If 2023 saw a wave of entrepreneurs targeting the C2C sector in the large model field, 2024 will mark the B2B sector as the most critical battleground. For cloud providers and software vendors, beyond mere C2C visibility, more effort will be directed toward monetization and implementation in the B2B space, aiming to transform AI into genuine productivity. With the deepening of AI applications, the demand for high-quality, large-scale, and representative training data has become more urgent. However, the cost and difficulty of obtaining and cleaning such data are high, especially when dealing with multi-source heterogeneous and real-time streaming data. Ensuring data quality, integrity, and real-time performance remains an ongoing challenge.

In addition, although computing power continues to improve, enhancing model accuracy, robustness, efficiency, and reducing resource consumption remains a significant challenge in the face of increasingly complex task scenarios and more refined application requirements. Particularly in the field of deep learning, the high cost of large model training and the need for further development and refinement of optimization techniques such as model compression, acceleration, and fine-tuning strategies persist. Despite rapid advancements in AI technology, transforming cutting-edge innovations into viable products and services involves navigating development costs, maintenance expenses, hardware investments, and ensuring sustainable business models with significant economic returns. This process tests the market's productization capabilities and open ecosystem.

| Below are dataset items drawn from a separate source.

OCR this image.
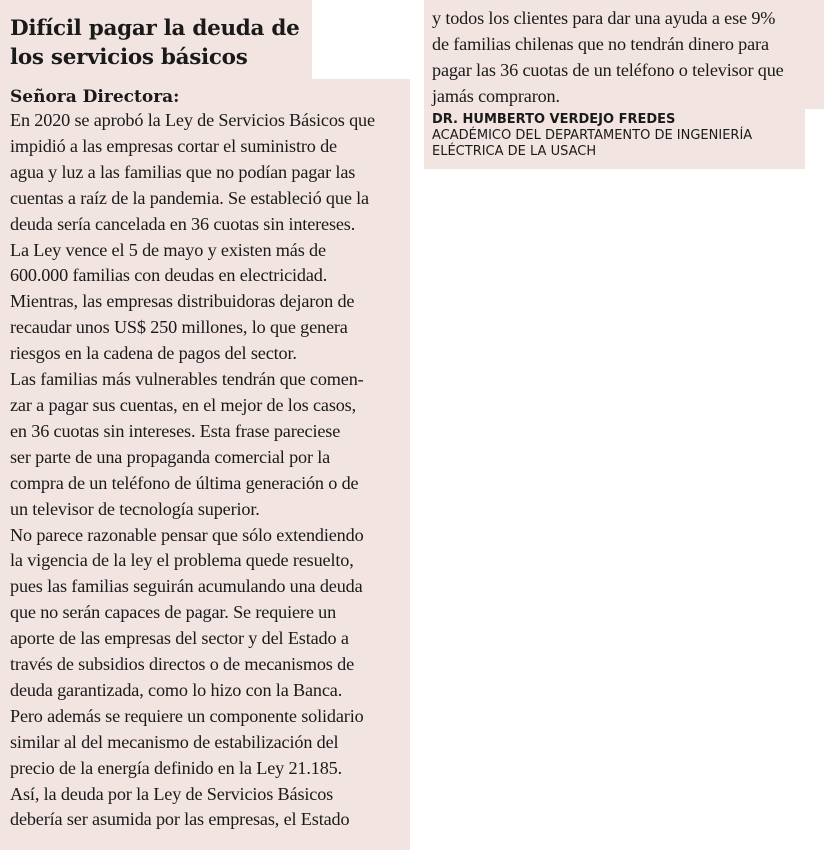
Difícil pagar la deuda de
los servicios básicos

Señora Directora:

En 2020 se aprobó la Ley de Servicios Básicos que
impidió a las empresas cortar el suministro de
agua y luz a las familias que no podían pagar las
cuentas a raíz de la pandemia. Se estableció que la
deuda sería cancelada en 36 cuotas sin intereses.
La Ley vence el 5 de mayo y existen más de
600.000 familias con deudas en electricidad.
Mientras, las empresas distribuidoras dejaron de
recaudar unos US$ 250 millones, lo que genera
riesgos en la cadena de pagos del sector.
Las familias más vulnerables tendrán que comen-
zar a pagar sus cuentas, en el mejor de los casos,
en 36 cuotas sin intereses. Esta frase pareciese
ser parte de una propaganda comercial por la
compra de un teléfono de última generación o de
un televisor de tecnología superior.
No parece razonable pensar que sólo extendiendo
la vigencia de la ley el problema quede resuelto,
pues las familias seguirán acumulando una deuda
que no serán capaces de pagar. Se requiere un
aporte de las empresas del sector y del Estado a
través de subsidios directos o de mecanismos de
deuda garantizada, como lo hizo con la Banca.
Pero además se requiere un componente solidario
similar al del mecanismo de estabilización del
precio de la energía definido en la Ley 21.185.
Así, la deuda por la Ley de Servicios Básicos
debería ser asumida por las empresas, el Estado
y todos los clientes para dar una ayuda a ese 9%
de familias chilenas que no tendrán dinero para
pagar las 36 cuotas de un teléfono o televisor que
jamás compraron.

DR. HUMBERTO VERDEJO FREDES

ACADÉMICO DEL DEPARTAMENTO DE INGENIERÍA
ELÉCTRICA DE LA USACH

Moreover, each industry presents unique requirements and standards. For AI technology to achieve successful commercialization, it must deeply understand and adapt to sector-specific characteristics, identify practical application scenarios, and overcome inter-industry barriers—a formidable challenge in itself.

In summary, while the emergence of Sora demonstrates remarkable progress in AI technology, implementation hurdles persist. Key challenges for large AI models in 2024 will revolve around data complexities, pushing model performance to its limits, and solving the triangular dilemma balancing effectiveness, cost, and marginal returns—all critical realities of commercialization. Over the past year, we've witnessed transformative concepts like MaaS, AI Agents, multimodal systems, open-source developments, parameter competitions, and industry-specific models – all accelerating industrial evolution and propelling China's digital transformation. As we progress through 2024, domestic large-scale models are poised to become more deeply embedded in practical applications. Beyond technological breakthroughs, we'll see greater downward compatibility with industries and more real-world implementation cases. These advancements will serve as a new productive force, accelerating the ship of industrial digital transformation forward.